Let's compare Cooperative Cut and Graph Cut segmentations. Cooperative Cut's boundary energy is a sum of thresholded submodular functions while Graph Cut's boundary is a sum and so fully modular. The boundary energy can be made fully submodular by relaxing the thresholds completely so that every edge is discounted in a "Submodular Cut."
In [6]:
# segment by coopcut, graphcut (full modular cut), and full submodular cut
ig.setClasses(edge_cluster_classes, 8)
ig.setUnaries(fg_un, bg_un)
label_im, cc_cost, cc_cut = pycoop.segment(ig, lambda_=2.5, theta=0.01, max_iter=12)
result_cc = np.ones_like(im)
result_cc[label_im] = im[label_im]*255
subplot(1,3,1)
title('coop cut')
imshow(result_cc)
label_im, cost, cut = pycoop.segment(ig, lambda_=2.5, theta=1, max_iter=12)
result_gc = np.ones_like(im)
result_gc[label_im] = im[label_im]*255
subplot(1,3,2)
title('graph cut')
imshow(result_gc)
label_im, cost, cut = pycoop.segment(ig, lambda_=2.5, theta=-1, max_iter=12)
result_submod = np.ones_like(im)
result_submod[label_im] = im[label_im]*255
subplot(1,3,3)
title('submod cut')
imshow(result_submod)
Out[6]:
Cooperative Cut regularizes away the background regions while retaining the fine structures. Graph Cut is susceptible to the shortcut bias in this instance. Submodular Cut shows the importance of thresholding the discount functions: without thresholds, the boundary is over-discounted so that nearly any arrangement yields a low energy.

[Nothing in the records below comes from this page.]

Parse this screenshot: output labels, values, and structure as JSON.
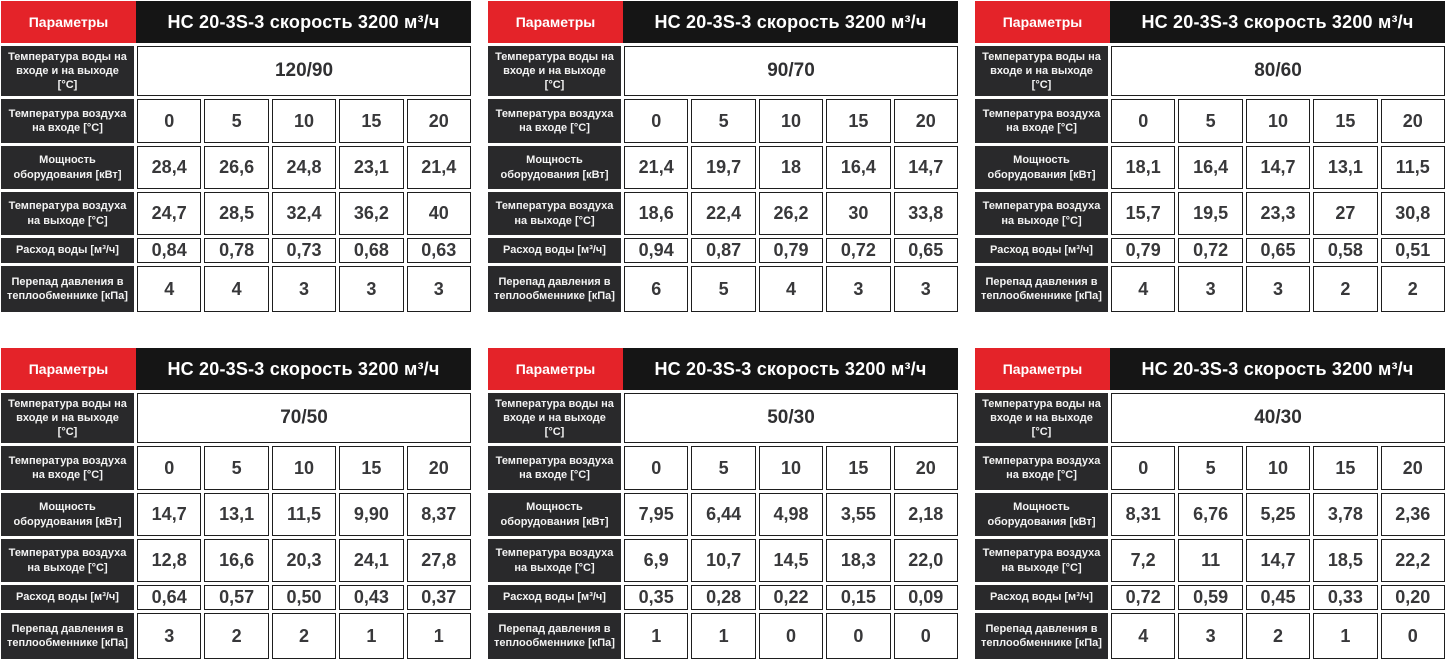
{
  "colors": {
    "accent_red": "#e42329",
    "header_black": "#151515",
    "label_dark": "#29292b",
    "cell_border": "#1e1e1e",
    "value_text": "#38383a"
  },
  "shared": {
    "params_label": "Параметры",
    "title": "НС 20-3S-3 скорость 3200 м³/ч",
    "row_labels": {
      "water_temp": "Температура воды на входе и на выходе [°C]",
      "air_in": "Температура воздуха на входе [°C]",
      "power": "Мощность оборудования [кВт]",
      "air_out": "Температура воздуха на выходе [°C]",
      "water_flow": "Расход воды [м³/ч]",
      "pressure_drop": "Перепад давления в теплообменнике [кПа]"
    },
    "air_in_values": [
      "0",
      "5",
      "10",
      "15",
      "20"
    ]
  },
  "tables": [
    {
      "water_temp": "120/90",
      "power": [
        "28,4",
        "26,6",
        "24,8",
        "23,1",
        "21,4"
      ],
      "air_out": [
        "24,7",
        "28,5",
        "32,4",
        "36,2",
        "40"
      ],
      "water_flow": [
        "0,84",
        "0,78",
        "0,73",
        "0,68",
        "0,63"
      ],
      "pressure_drop": [
        "4",
        "4",
        "3",
        "3",
        "3"
      ]
    },
    {
      "water_temp": "90/70",
      "power": [
        "21,4",
        "19,7",
        "18",
        "16,4",
        "14,7"
      ],
      "air_out": [
        "18,6",
        "22,4",
        "26,2",
        "30",
        "33,8"
      ],
      "water_flow": [
        "0,94",
        "0,87",
        "0,79",
        "0,72",
        "0,65"
      ],
      "pressure_drop": [
        "6",
        "5",
        "4",
        "3",
        "3"
      ]
    },
    {
      "water_temp": "80/60",
      "power": [
        "18,1",
        "16,4",
        "14,7",
        "13,1",
        "11,5"
      ],
      "air_out": [
        "15,7",
        "19,5",
        "23,3",
        "27",
        "30,8"
      ],
      "water_flow": [
        "0,79",
        "0,72",
        "0,65",
        "0,58",
        "0,51"
      ],
      "pressure_drop": [
        "4",
        "3",
        "3",
        "2",
        "2"
      ]
    },
    {
      "water_temp": "70/50",
      "power": [
        "14,7",
        "13,1",
        "11,5",
        "9,90",
        "8,37"
      ],
      "air_out": [
        "12,8",
        "16,6",
        "20,3",
        "24,1",
        "27,8"
      ],
      "water_flow": [
        "0,64",
        "0,57",
        "0,50",
        "0,43",
        "0,37"
      ],
      "pressure_drop": [
        "3",
        "2",
        "2",
        "1",
        "1"
      ]
    },
    {
      "water_temp": "50/30",
      "power": [
        "7,95",
        "6,44",
        "4,98",
        "3,55",
        "2,18"
      ],
      "air_out": [
        "6,9",
        "10,7",
        "14,5",
        "18,3",
        "22,0"
      ],
      "water_flow": [
        "0,35",
        "0,28",
        "0,22",
        "0,15",
        "0,09"
      ],
      "pressure_drop": [
        "1",
        "1",
        "0",
        "0",
        "0"
      ]
    },
    {
      "water_temp": "40/30",
      "power": [
        "8,31",
        "6,76",
        "5,25",
        "3,78",
        "2,36"
      ],
      "air_out": [
        "7,2",
        "11",
        "14,7",
        "18,5",
        "22,2"
      ],
      "water_flow": [
        "0,72",
        "0,59",
        "0,45",
        "0,33",
        "0,20"
      ],
      "pressure_drop": [
        "4",
        "3",
        "2",
        "1",
        "0"
      ]
    }
  ]
}
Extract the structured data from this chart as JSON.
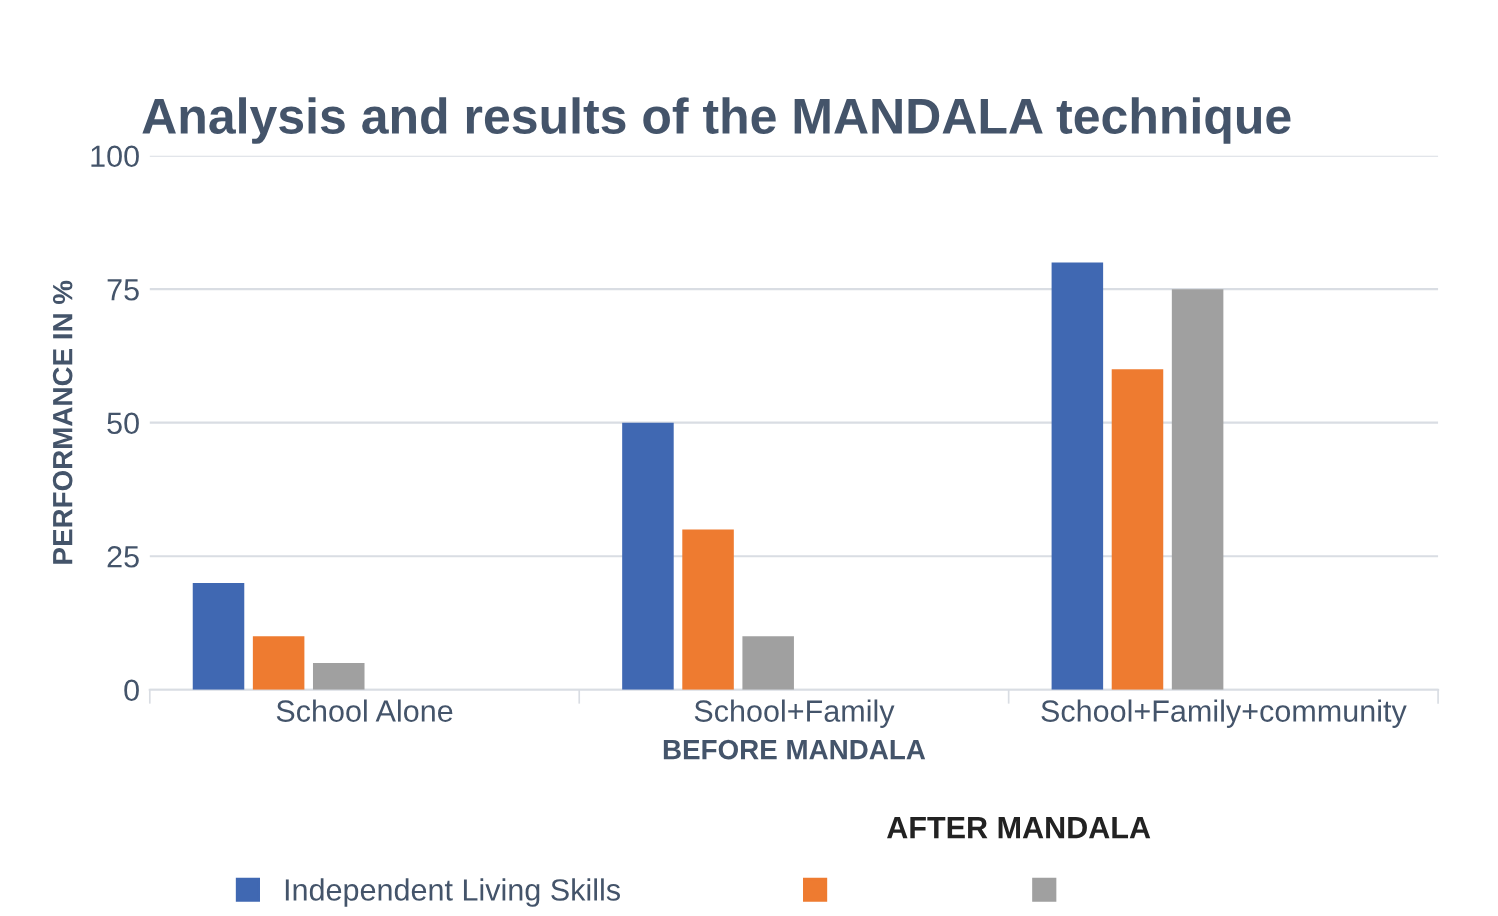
{
  "chart_data": {
    "type": "bar",
    "title": "Analysis and results of the MANDALA technique",
    "xlabel": "BEFORE MANDALA",
    "ylabel": "PERFORMANCE IN %",
    "categories": [
      "School Alone",
      "School+Family",
      "School+Family+community"
    ],
    "series": [
      {
        "name": "Independent Living Skills",
        "color": "#4068b2",
        "values": [
          20,
          50,
          80
        ]
      },
      {
        "color": "#ee7b30",
        "values": [
          10,
          30,
          60
        ]
      },
      {
        "color": "#a0a0a0",
        "values": [
          5,
          10,
          75
        ]
      }
    ],
    "ylim": [
      0,
      100
    ],
    "yticks": [
      0,
      25,
      50,
      75,
      100
    ],
    "grid": "y",
    "legend": "bottom",
    "annotations": [
      "AFTER MANDALA"
    ]
  }
}
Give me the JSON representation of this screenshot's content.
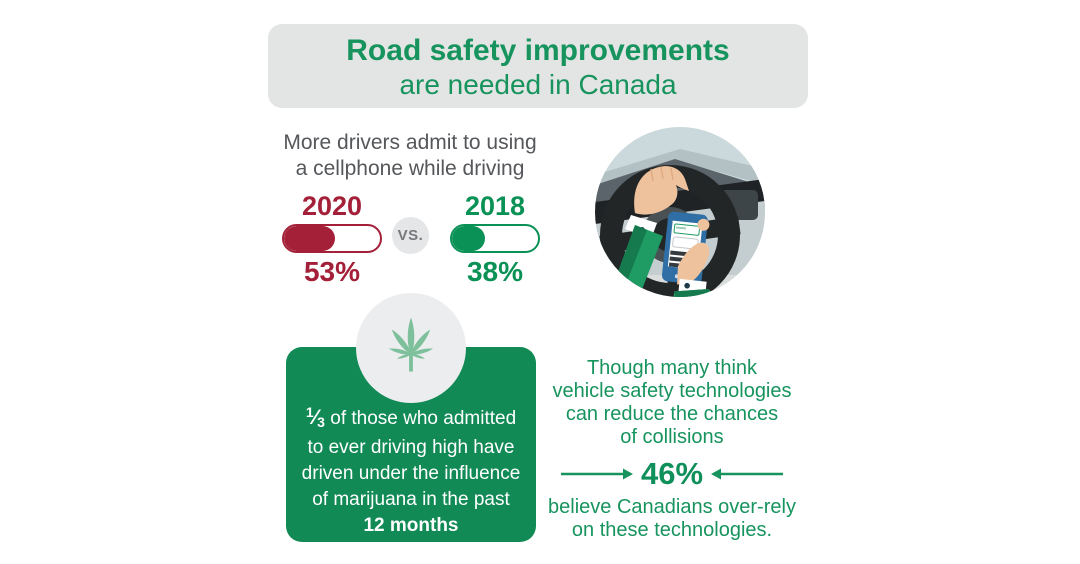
{
  "colors": {
    "brand_green": "#17945e",
    "stat_green": "#0a9156",
    "stat_red": "#a32038",
    "box_green": "#118a56",
    "header_gray": "#e3e5e4",
    "text_gray": "#55575a",
    "leaf_green": "#7ec09b"
  },
  "header": {
    "title_line1": "Road safety improvements",
    "title_line2": "are needed in Canada"
  },
  "cellphone_stats": {
    "heading_line1": "More drivers admit to using",
    "heading_line2": "a cellphone while driving",
    "vs_label": "VS.",
    "items": [
      {
        "year": "2020",
        "value": "53%",
        "percent": 53,
        "color": "#a32038"
      },
      {
        "year": "2018",
        "value": "38%",
        "percent": 38,
        "color": "#0a9156"
      }
    ]
  },
  "marijuana_stat": {
    "fraction": {
      "numerator": "1",
      "slash": "⁄",
      "denominator": "3"
    },
    "line1_rest": " of those who admitted",
    "lines": [
      "to ever driving high have",
      "driven under the influence",
      "of marijuana in the past"
    ],
    "bold_line": "12 months"
  },
  "technology_stat": {
    "lines_top": [
      "Though many think",
      "vehicle safety technologies",
      "can reduce the chances",
      "of collisions"
    ],
    "value": "46%",
    "lines_bottom": [
      "believe Canadians over-rely",
      "on these technologies."
    ]
  },
  "chart_data": {
    "type": "bar",
    "title": "More drivers admit to using a cellphone while driving",
    "categories": [
      "2020",
      "2018"
    ],
    "values": [
      53,
      38
    ],
    "unit": "%",
    "colors": [
      "#a32038",
      "#0a9156"
    ],
    "legend_position": "none",
    "related_stats": [
      {
        "value": "1/3",
        "description": "of those who admitted to ever driving high have driven under the influence of marijuana in the past 12 months"
      },
      {
        "value": "46%",
        "description": "believe Canadians over-rely on these technologies, though many think vehicle safety technologies can reduce the chances of collisions"
      }
    ]
  }
}
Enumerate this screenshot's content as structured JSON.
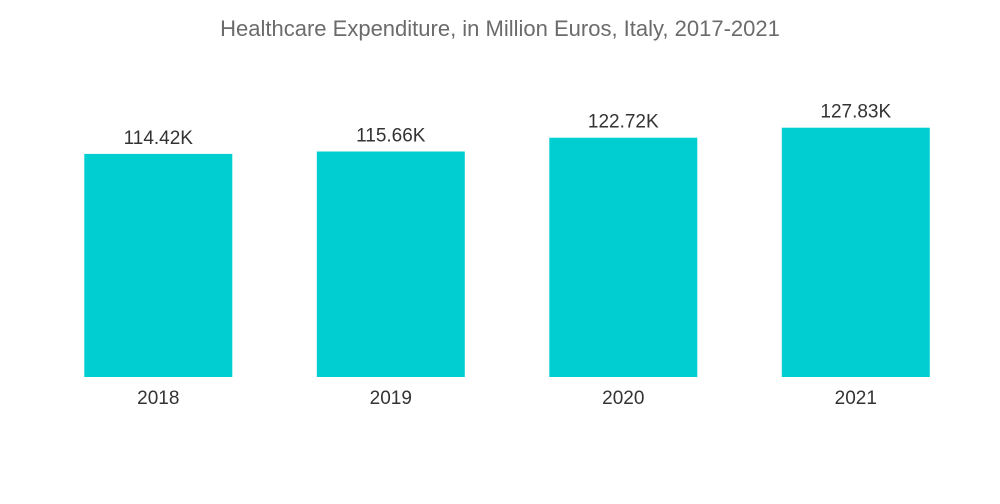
{
  "chart_data": {
    "type": "bar",
    "title": "Healthcare Expenditure, in Million Euros, Italy, 2017-2021",
    "categories": [
      "2018",
      "2019",
      "2020",
      "2021"
    ],
    "values": [
      114.42,
      115.66,
      122.72,
      127.83
    ],
    "data_labels": [
      "114.42K",
      "115.66K",
      "122.72K",
      "127.83K"
    ],
    "value_unit": "K",
    "xlabel": "",
    "ylabel": "",
    "ylim": [
      0,
      140
    ],
    "grid": false,
    "legend": "none",
    "bar_color": "#00CED1"
  }
}
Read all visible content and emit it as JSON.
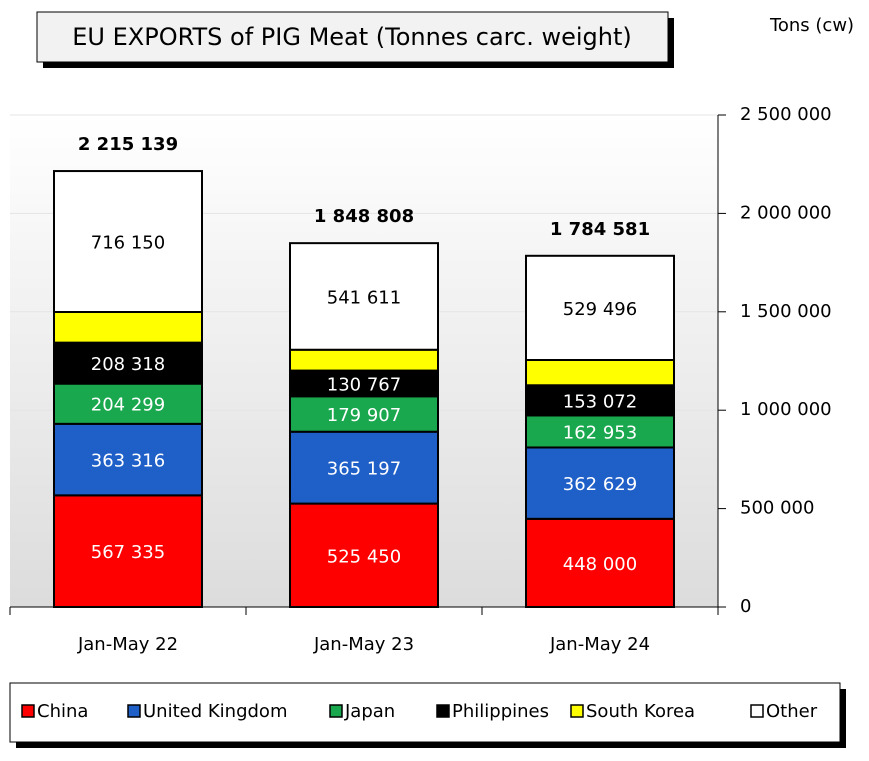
{
  "chart_data": {
    "type": "stacked_bar",
    "title": "EU EXPORTS of PIG Meat (Tonnes carc. weight)",
    "y_axis_label": "Tons (cw)",
    "categories": [
      "Jan-May 22",
      "Jan-May 23",
      "Jan-May 24"
    ],
    "series": [
      {
        "name": "China",
        "color": "#ff0000",
        "values": [
          567335,
          525450,
          448000
        ],
        "value_labels": [
          "567 335",
          "525 450",
          "448 000"
        ]
      },
      {
        "name": "United Kingdom",
        "color": "#1f5fc8",
        "values": [
          363316,
          365197,
          362629
        ],
        "value_labels": [
          "363 316",
          "365 197",
          "362 629"
        ]
      },
      {
        "name": "Japan",
        "color": "#1aa84e",
        "values": [
          204299,
          179907,
          162953
        ],
        "value_labels": [
          "204 299",
          "179 907",
          "162 953"
        ]
      },
      {
        "name": "Philippines",
        "color": "#000000",
        "values": [
          208318,
          130767,
          153072
        ],
        "value_labels": [
          "208 318",
          "130 767",
          "153 072"
        ]
      },
      {
        "name": "South Korea",
        "color": "#ffff00",
        "values": [
          155721,
          105876,
          128431
        ]
      },
      {
        "name": "Other",
        "color": "#ffffff",
        "values": [
          716150,
          541611,
          529496
        ],
        "value_labels": [
          "716 150",
          "541 611",
          "529 496"
        ]
      }
    ],
    "totals": [
      2215139,
      1848808,
      1784581
    ],
    "total_labels": [
      "2 215 139",
      "1 848 808",
      "1 784 581"
    ],
    "ylim": [
      0,
      2500000
    ],
    "yticks": [
      0,
      {
        "value": 500000,
        "label": "500 000"
      },
      {
        "value": 1000000,
        "label": "1 000 000"
      },
      {
        "value": 1500000,
        "label": "1 500 000"
      },
      {
        "value": 2000000,
        "label": "2 000 000"
      },
      {
        "value": 2500000,
        "label": "2 500 000"
      }
    ],
    "grid": true,
    "y_axis_side": "right",
    "legend": "bottom"
  }
}
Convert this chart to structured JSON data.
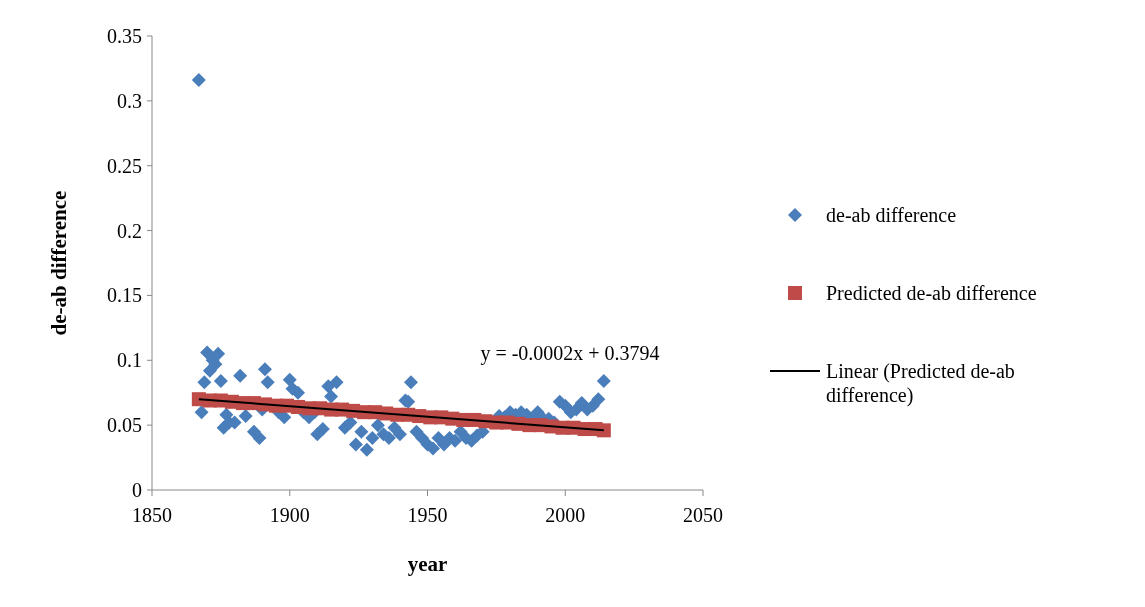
{
  "chart_data": {
    "type": "scatter",
    "xlabel": "year",
    "ylabel": "de-ab difference",
    "xlim": [
      1850,
      2050
    ],
    "xticks": [
      1850,
      1900,
      1950,
      2000,
      2050
    ],
    "ylim": [
      0,
      0.35
    ],
    "yticks": [
      0,
      {
        "value": 0.05,
        "label": "0.05"
      },
      {
        "value": 0.1,
        "label": "0.1"
      },
      {
        "value": 0.15,
        "label": "0.15"
      },
      {
        "value": 0.2,
        "label": "0.2"
      },
      {
        "value": 0.25,
        "label": "0.25"
      },
      {
        "value": 0.3,
        "label": "0.3"
      },
      {
        "value": 0.35,
        "label": "0.35"
      }
    ],
    "grid": false,
    "legend": "right",
    "annotations": [
      "y = -0.0002x + 0.3794"
    ],
    "series": [
      {
        "name": "de-ab difference",
        "marker": "diamond",
        "color": "#4a7ebb",
        "x": [
          1867,
          1868,
          1869,
          1870,
          1871,
          1872,
          1873,
          1874,
          1875,
          1876,
          1877,
          1878,
          1880,
          1882,
          1884,
          1887,
          1889,
          1890,
          1891,
          1892,
          1896,
          1898,
          1900,
          1901,
          1903,
          1905,
          1907,
          1909,
          1910,
          1912,
          1914,
          1915,
          1917,
          1920,
          1922,
          1924,
          1926,
          1928,
          1930,
          1932,
          1934,
          1936,
          1938,
          1940,
          1942,
          1943,
          1944,
          1946,
          1948,
          1950,
          1952,
          1954,
          1956,
          1958,
          1960,
          1962,
          1964,
          1966,
          1968,
          1970,
          1976,
          1978,
          1980,
          1982,
          1984,
          1986,
          1988,
          1990,
          1992,
          1994,
          1996,
          1998,
          2000,
          2002,
          2004,
          2006,
          2008,
          2010,
          2012,
          2014
        ],
        "values": [
          0.316,
          0.06,
          0.083,
          0.106,
          0.092,
          0.1,
          0.097,
          0.105,
          0.084,
          0.048,
          0.058,
          0.052,
          0.052,
          0.088,
          0.057,
          0.045,
          0.04,
          0.062,
          0.093,
          0.083,
          0.06,
          0.056,
          0.085,
          0.078,
          0.075,
          0.06,
          0.056,
          0.06,
          0.043,
          0.047,
          0.08,
          0.072,
          0.083,
          0.048,
          0.052,
          0.035,
          0.045,
          0.031,
          0.04,
          0.05,
          0.043,
          0.04,
          0.048,
          0.043,
          0.069,
          0.068,
          0.083,
          0.045,
          0.04,
          0.035,
          0.032,
          0.04,
          0.035,
          0.04,
          0.038,
          0.045,
          0.04,
          0.038,
          0.042,
          0.045,
          0.057,
          0.056,
          0.06,
          0.058,
          0.06,
          0.058,
          0.055,
          0.06,
          0.055,
          0.055,
          0.052,
          0.068,
          0.065,
          0.06,
          0.062,
          0.067,
          0.062,
          0.065,
          0.07,
          0.084
        ]
      },
      {
        "name": "Predicted de-ab difference",
        "marker": "square",
        "color": "#be4b48",
        "x": [
          1867,
          1871,
          1875,
          1879,
          1883,
          1887,
          1891,
          1895,
          1899,
          1903,
          1907,
          1911,
          1915,
          1919,
          1923,
          1927,
          1931,
          1935,
          1939,
          1943,
          1947,
          1951,
          1955,
          1959,
          1963,
          1967,
          1971,
          1975,
          1979,
          1983,
          1987,
          1991,
          1995,
          1999,
          2003,
          2007,
          2011,
          2014
        ],
        "values": [
          0.07,
          0.069,
          0.069,
          0.068,
          0.067,
          0.067,
          0.066,
          0.065,
          0.065,
          0.064,
          0.063,
          0.063,
          0.062,
          0.062,
          0.061,
          0.06,
          0.06,
          0.059,
          0.058,
          0.058,
          0.057,
          0.056,
          0.056,
          0.055,
          0.054,
          0.054,
          0.053,
          0.052,
          0.052,
          0.051,
          0.05,
          0.05,
          0.049,
          0.048,
          0.048,
          0.047,
          0.047,
          0.046
        ]
      },
      {
        "name": "Linear (Predicted de-ab difference)",
        "type": "line",
        "line_style": "solid",
        "color": "#000000",
        "x": [
          1867,
          2014
        ],
        "values": [
          0.07,
          0.046
        ]
      }
    ]
  }
}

lambda_ controls the regularization strength as the coefficient on the boundary term in the energy.theta is the difference threshold for "identical" edges s.t. these edges are never discounted. For no discounting i.e. Graph Cut, set this to 1. For discounting of all edges, set this to -1.max_iter limits the number of iterations of the approximate inference routine. In practice it converges in $\sim$ 3-6 iterations.Experiment with the parameters and try this example on your own image and marks!